Novel strategy for efficient conversion of biomass into N-doped graphitized carbon nanosheets as high-performance electrode material for supercapacitor

Abstract

The transformation of low-cost, renewable and eco-friendly biomass into energy conversion or storage materials with high energy density is one of the effective means to alleviate the energy crisis. In this study, a scalable route was proposed to synthesize porous, hetero-atom doped graphitized carbon nanosheets from the biomass-fish scales, and the as-prepared material was further used to construct a high-performance electrode for supercapacitor application. The synthesized N-doped graphitized carbon nanosheets (GNC-900) exhibit an average scale of 1–2 μm in size and hierarchical porous structure with a specific surface area of 1261.5 m2 g−1. The results of cyclic voltammetry (CV) and galvanostatic charge-discharge show that GNC-900 owns the quasi-electric double layer capacitance behavior in 6.0 M KOH electrolyte due to the presence of heteroatoms, and it exhibits a distinguished specific capacitance value of 448 F g−1 at a current density of 1 A g−1 in three-electrode cell.

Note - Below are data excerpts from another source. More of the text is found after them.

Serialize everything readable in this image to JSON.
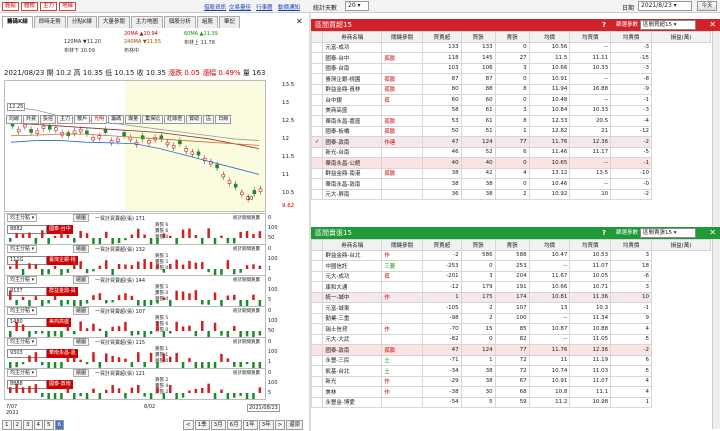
{
  "topbar": {
    "buttons": [
      "輕鬆",
      "體檢",
      "主力",
      "地緣"
    ],
    "links": [
      "借股資訊",
      "交易量佳",
      "行事曆",
      "動價通知"
    ],
    "days_label": "統計天數",
    "days_value": "20",
    "date_label": "日期",
    "date_value": "2021/8/23",
    "today_label": "今天"
  },
  "tabs": [
    "籌碼K線",
    "即時走勢",
    "分點K線",
    "大量參閱",
    "主力地圖",
    "個股分析",
    "組股",
    "筆記"
  ],
  "legend": {
    "ma20": "20MA ▲10.94",
    "ma60": "60MA ▲11.39",
    "ma120": "120MA ▼11.20",
    "ma240": "240MA ▼11.55",
    "bollin": "布林上 11.78",
    "bollin_lower": "布林下 10.09",
    "bollin_mid": "布林中"
  },
  "price": {
    "date": "2021/08/23",
    "open": "開 10.2",
    "high": "高 10.35",
    "low": "低 10.15",
    "close": "收 10.35",
    "change": "漲跌 0.05",
    "pct": "漲幅 0.49%",
    "vol": "量 163"
  },
  "chart_buttons": [
    "均線",
    "外資",
    "投信",
    "主力",
    "散戶",
    "光明",
    "籌碼",
    "爆量",
    "集保比",
    "紅綠燈",
    "贊助",
    "區",
    "日線"
  ],
  "chart_yticks": [
    "13.5",
    "13",
    "12.5",
    "12",
    "11.5",
    "11",
    "10.5",
    "10"
  ],
  "chart_price_tag": "12.25",
  "chart_low_tag": "10",
  "chart_last_tag": "9.62",
  "subs": [
    {
      "sel": "均主分點",
      "draw": "繪圖",
      "code": "8882",
      "tag": "國泰-台中",
      "title": "一買計買賣超(張) 171",
      "lines": [
        "買張 6",
        "賣張 6",
        "買張 0"
      ],
      "note": "統計期間買賣",
      "y": [
        "0",
        "100",
        "50"
      ]
    },
    {
      "sel": "均主分點",
      "draw": "繪圖",
      "code": "111G",
      "tag": "臺灣企銀-桃",
      "title": "一買計買賣超(張) 132",
      "lines": [
        "買張 5",
        "賣張 5",
        "買張 0"
      ],
      "note": "統計期間買賣",
      "y": [
        "0",
        "100",
        "1"
      ]
    },
    {
      "sel": "均主分點",
      "draw": "繪圖",
      "code": "9137",
      "tag": "群益金鼎-員",
      "title": "一買計買賣超(張) 144",
      "lines": [
        "買張 5",
        "賣張 0",
        "買張 0"
      ],
      "note": "統計期間買賣",
      "y": [
        "0",
        "100",
        "5"
      ]
    },
    {
      "sel": "均主分點",
      "draw": "繪圖",
      "code": "1480",
      "tag": "美商高盛",
      "title": "一買計買賣超(張) 107",
      "lines": [
        "買張 5",
        "賣張 6",
        "買張 0"
      ],
      "note": "統計期間買賣",
      "y": [
        "0",
        "100",
        "50"
      ]
    },
    {
      "sel": "均主分點",
      "draw": "繪圖",
      "code": "9303",
      "tag": "華南永昌-嘉",
      "title": "一買計買賣超(張) 115",
      "lines": [
        "買張 1",
        "賣張 1",
        "買張 0"
      ],
      "note": "統計期間買賣",
      "y": [
        "0",
        "100",
        "1"
      ]
    },
    {
      "sel": "均主分點",
      "draw": "繪圖",
      "code": "8888",
      "tag": "國泰-敦南",
      "title": "一買計買賣超(張) 121",
      "lines": [
        "買張 2",
        "賣張 4",
        "賣張 2"
      ],
      "note": "統計期間買賣",
      "y": [
        "0",
        "100",
        "5"
      ]
    }
  ],
  "xaxis": {
    "left": "7/07",
    "left2": "2021",
    "mid": "8/02",
    "right": "2021/08/23"
  },
  "pager": [
    "1",
    "2",
    "3",
    "4",
    "5",
    "6",
    "<",
    "1季",
    "3月",
    "6月",
    "1年",
    "3年",
    ">",
    "還原"
  ],
  "buy_panel": {
    "title": "區間買超15",
    "help": "?",
    "sel_label": "篩選參數",
    "sel_value": "區間買超15",
    "headers": [
      "",
      "券商名稱",
      "關鍵參閱",
      "買賣超",
      "買張",
      "賣張",
      "均價",
      "均買價",
      "均賣價",
      "損益(萬)"
    ],
    "rows": [
      [
        "",
        "元富-成功",
        "",
        "133",
        "133",
        "0",
        "10.56",
        "--",
        "-3"
      ],
      [
        "",
        "國泰-台中",
        "孤臉",
        "118",
        "145",
        "27",
        "11.5",
        "11.11",
        "-15"
      ],
      [
        "",
        "國泰-台南",
        "",
        "103",
        "106",
        "3",
        "10.66",
        "10.33",
        "-3"
      ],
      [
        "",
        "臺灣企銀-桃園",
        "孤臉",
        "87",
        "87",
        "0",
        "10.91",
        "--",
        "-8"
      ],
      [
        "",
        "群益金鼎-員林",
        "孤臉",
        "80",
        "88",
        "8",
        "11.94",
        "16.88",
        "-9"
      ],
      [
        "",
        "台中銀",
        "孤",
        "60",
        "60",
        "0",
        "10.48",
        "--",
        "-1"
      ],
      [
        "",
        "美商高盛",
        "",
        "58",
        "61",
        "3",
        "10.84",
        "10.33",
        "-3"
      ],
      [
        "",
        "華南永昌-嘉盛",
        "孤臉",
        "53",
        "61",
        "8",
        "12.33",
        "20.5",
        "-4"
      ],
      [
        "",
        "國泰-板橋",
        "孤臉",
        "50",
        "51",
        "1",
        "12.82",
        "21",
        "-12"
      ],
      [
        "✓",
        "國泰-敦南",
        "作連",
        "47",
        "124",
        "77",
        "11.76",
        "12.36",
        "-2"
      ],
      [
        "",
        "新光-台南",
        "",
        "46",
        "52",
        "6",
        "11.46",
        "11.17",
        "-5"
      ],
      [
        "",
        "華南永昌-公館",
        "",
        "40",
        "40",
        "0",
        "10.65",
        "--",
        "-1"
      ],
      [
        "",
        "群益金鼎-南港",
        "孤臉",
        "38",
        "42",
        "4",
        "13.12",
        "13.5",
        "-10"
      ],
      [
        "",
        "華南永昌-敦南",
        "",
        "38",
        "38",
        "0",
        "10.46",
        "--",
        "-0"
      ],
      [
        "",
        "元大-屏南",
        "",
        "36",
        "38",
        "2",
        "10.92",
        "10",
        "-2"
      ]
    ],
    "highlight_rows": [
      9,
      11
    ]
  },
  "sell_panel": {
    "title": "區間賣張15",
    "help": "?",
    "sel_label": "篩選參數",
    "sel_value": "區間賣張15",
    "headers": [
      "",
      "券商名稱",
      "關鍵參閱",
      "買賣超",
      "買張",
      "賣張",
      "均價",
      "均買價",
      "均賣價",
      "損益(萬)"
    ],
    "rows": [
      [
        "",
        "群益金鼎-台北",
        "作",
        "-2",
        "586",
        "588",
        "10.47",
        "10.53",
        "3"
      ],
      [
        "",
        "中國信託",
        "三菱",
        "-253",
        "0",
        "253",
        "--",
        "11.07",
        "18"
      ],
      [
        "",
        "元大-成功",
        "孤",
        "-201",
        "3",
        "204",
        "11.67",
        "10.05",
        "-6"
      ],
      [
        "",
        "康和大通",
        "",
        "-12",
        "179",
        "191",
        "10.66",
        "10.71",
        "3"
      ],
      [
        "",
        "統一-城中",
        "作",
        "1",
        "175",
        "174",
        "10.81",
        "11.36",
        "10"
      ],
      [
        "",
        "元富-城東",
        "",
        "-105",
        "2",
        "107",
        "13",
        "10.3",
        "-1"
      ],
      [
        "",
        "勤業-三重",
        "",
        "-98",
        "2",
        "100",
        "--",
        "11.34",
        "9"
      ],
      [
        "",
        "瑞士信貸",
        "作",
        "-70",
        "15",
        "85",
        "10.87",
        "10.88",
        "4"
      ],
      [
        "",
        "元大-大武",
        "",
        "-82",
        "0",
        "82",
        "--",
        "11.05",
        "5"
      ],
      [
        "",
        "國泰-敦南",
        "孤臉",
        "47",
        "124",
        "77",
        "11.76",
        "12.36",
        "-2"
      ],
      [
        "",
        "永豐-三民",
        "土",
        "-71",
        "1",
        "72",
        "11",
        "11.19",
        "6"
      ],
      [
        "",
        "凱基-台北",
        "土",
        "-34",
        "38",
        "72",
        "10.74",
        "11.03",
        "5"
      ],
      [
        "",
        "新光",
        "作",
        "-29",
        "38",
        "67",
        "10.91",
        "11.07",
        "4"
      ],
      [
        "",
        "美林",
        "作",
        "-38",
        "30",
        "68",
        "10.8",
        "11.1",
        "4"
      ],
      [
        "",
        "永豐金-博愛",
        "",
        "-54",
        "5",
        "59",
        "11.2",
        "10.98",
        "1"
      ]
    ],
    "highlight_rows": [
      4,
      9
    ]
  },
  "colors": {
    "red_header": "#d3222a",
    "green_header": "#1e9a36",
    "up": "#d02020",
    "down": "#1a8a2a"
  }
}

The CV curves at different scan rates reveal that this electrode has superior reversible stability and rapid response. Meanwhile, it delivers a high energy density of 57.7 Wh kg−1 at a power density of 999 W kg−1 in a two-electrode system. This novel and low-cost strategy provides an effective route to transform fish scales into highly valuable electrode materials in energy storage fields.